Pesquisa mostra que cadeia de valor movimenta mais de R$ 2 bilhões, mas questões sociais e ambientais são praticamente desconsideradas no preço e no trabalho extrativista
Nem todo mundo sabe, mas a castanha-do-Pará (ou castanha-da-Amazônia) (Bertholletia excelsa), que está em alta entre dietas sugeridas por nutricionistas, é uma da poucas nozes do mundo com produção agroextrativista, cujas práticas são conservacionistas, de baixo impacto ambiental e alto valor social.
No Brasil, a extração gera renda para comunidades amazônicas (o que inclui povos indígenas e comunidades ribeirinhas) e é responsável por manter parte da floresta em pé, já que a atividade protege áreas de invasões, queimadas e desmatamento.
Apesar do grande valor socioambiental e dos potenciais nutritivos e econômicos, entretanto, estudo inédito divulgado pelo Observatório da Castanha-da-Amazônia (OCA) aponta que a cadeia de valor da produção da castanha brasileira sofre com uma estrutura complexa, com diversas variações no seu funcionamento por ser uma cadeia longa, geralmente com vários intermediários e canais de distribuição pulverizados que acaba por não remunerar adequadamente os elos mais frágeis, os extrativistas (coletores). Há diversos tipos e quantidades de elos, etapas e atores – que variam a depender da área de produção e origem; a logística de escoamento é bastante complicada e o volume das safras são de difícil previsão. Além disso, o perfil, localização e maturidade das organizações comunitárias é muito heterogêneo, assim como a demanda dos compradores.
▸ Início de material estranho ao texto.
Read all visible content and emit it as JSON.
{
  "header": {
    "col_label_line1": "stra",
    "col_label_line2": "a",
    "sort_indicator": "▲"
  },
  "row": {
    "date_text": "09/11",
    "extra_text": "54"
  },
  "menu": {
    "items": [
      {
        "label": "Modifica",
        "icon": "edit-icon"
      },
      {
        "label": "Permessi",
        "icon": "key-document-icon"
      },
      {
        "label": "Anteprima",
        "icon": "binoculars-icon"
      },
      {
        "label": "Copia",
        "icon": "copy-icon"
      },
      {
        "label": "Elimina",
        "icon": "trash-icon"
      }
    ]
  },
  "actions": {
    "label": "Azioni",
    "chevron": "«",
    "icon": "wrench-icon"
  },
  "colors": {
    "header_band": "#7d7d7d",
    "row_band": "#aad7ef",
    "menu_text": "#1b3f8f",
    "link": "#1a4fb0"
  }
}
Essas variáveis tornam a caracterização da cadeia uma tarefa árdua. Os números do estudo são aproximações dessa complexidade, mas têm o objetivo de contribuir para o debate da valorização dos seus diferentes elos e atores, especialmente o produtor extrativista, que é o grande responsável por gerar valores ambientais, sociais e culturais importantes, mas que não são reconhecidos e remunerados adequadamente pela cadeia.
O trabalho, “A Castanha-da-Amazônia: Aspectos Econômicos e Mercadológicos da Cadeia de Valor”, informa que o Brasil produz 33,1 mil toneladas de castanha in natura/ano, sendo que 45% são voltados à exportação e 55% para o mercado doméstico. O volume gera R$ 2,3 bilhões/ano. Desse montante, no entanto, os 60 mil produtores extrativistas ficam com apenas 5% (R$ 99 milhões), havendo situações em que a margem de lucro do produtor é inexistente. Por outro lado, a pesquisa estima que as margens dos elos seguintes variam de 12% a 30%.
André Machado, representante do secretariado-executivo do OCA, afirma que a cadeia longa é um grande gargalo para o amadurecimento do setor. “São muitos intermediários, os canais de distribuição são pulverizados e a maturidade das organizações é heterogênea. Isso sem falar na dificuldade com a logística”, relata. “Tudo isso faz com que a parte inicial da cadeia, os coletores, sejam prejudicados”, avalia.
Segundo o profissional, a existência de muitos atravessadores é um problema. Conseguir levar as indústrias para negociar diretamente com associações ou cooperativas de produtores será uma conquista para o setor.
Para os pesquisadores, existe espaço para o desenvolvimento de um comércio mais justo, com maior sensibilização de consumidores e compradores dispostos a pagar mais pelo valor ‘invisível’ que os produtos da sociobiodiversidade carregam, mas que essa solução sozinha não dá conta de resolver todos os problemas de estruturação da cadeia.
O estudo propõe que qualquer solução possível para a valorização do trabalho do extrativista exige um conjunto inteligente de esforços privados, públicos e da sociedade civil para maior valorização do produto, melhoria dos serviços prestados para a cadeia e novas e modernas regulações e políticas públicas de suporte e incentivo a essa atividade tão importante para o planeta.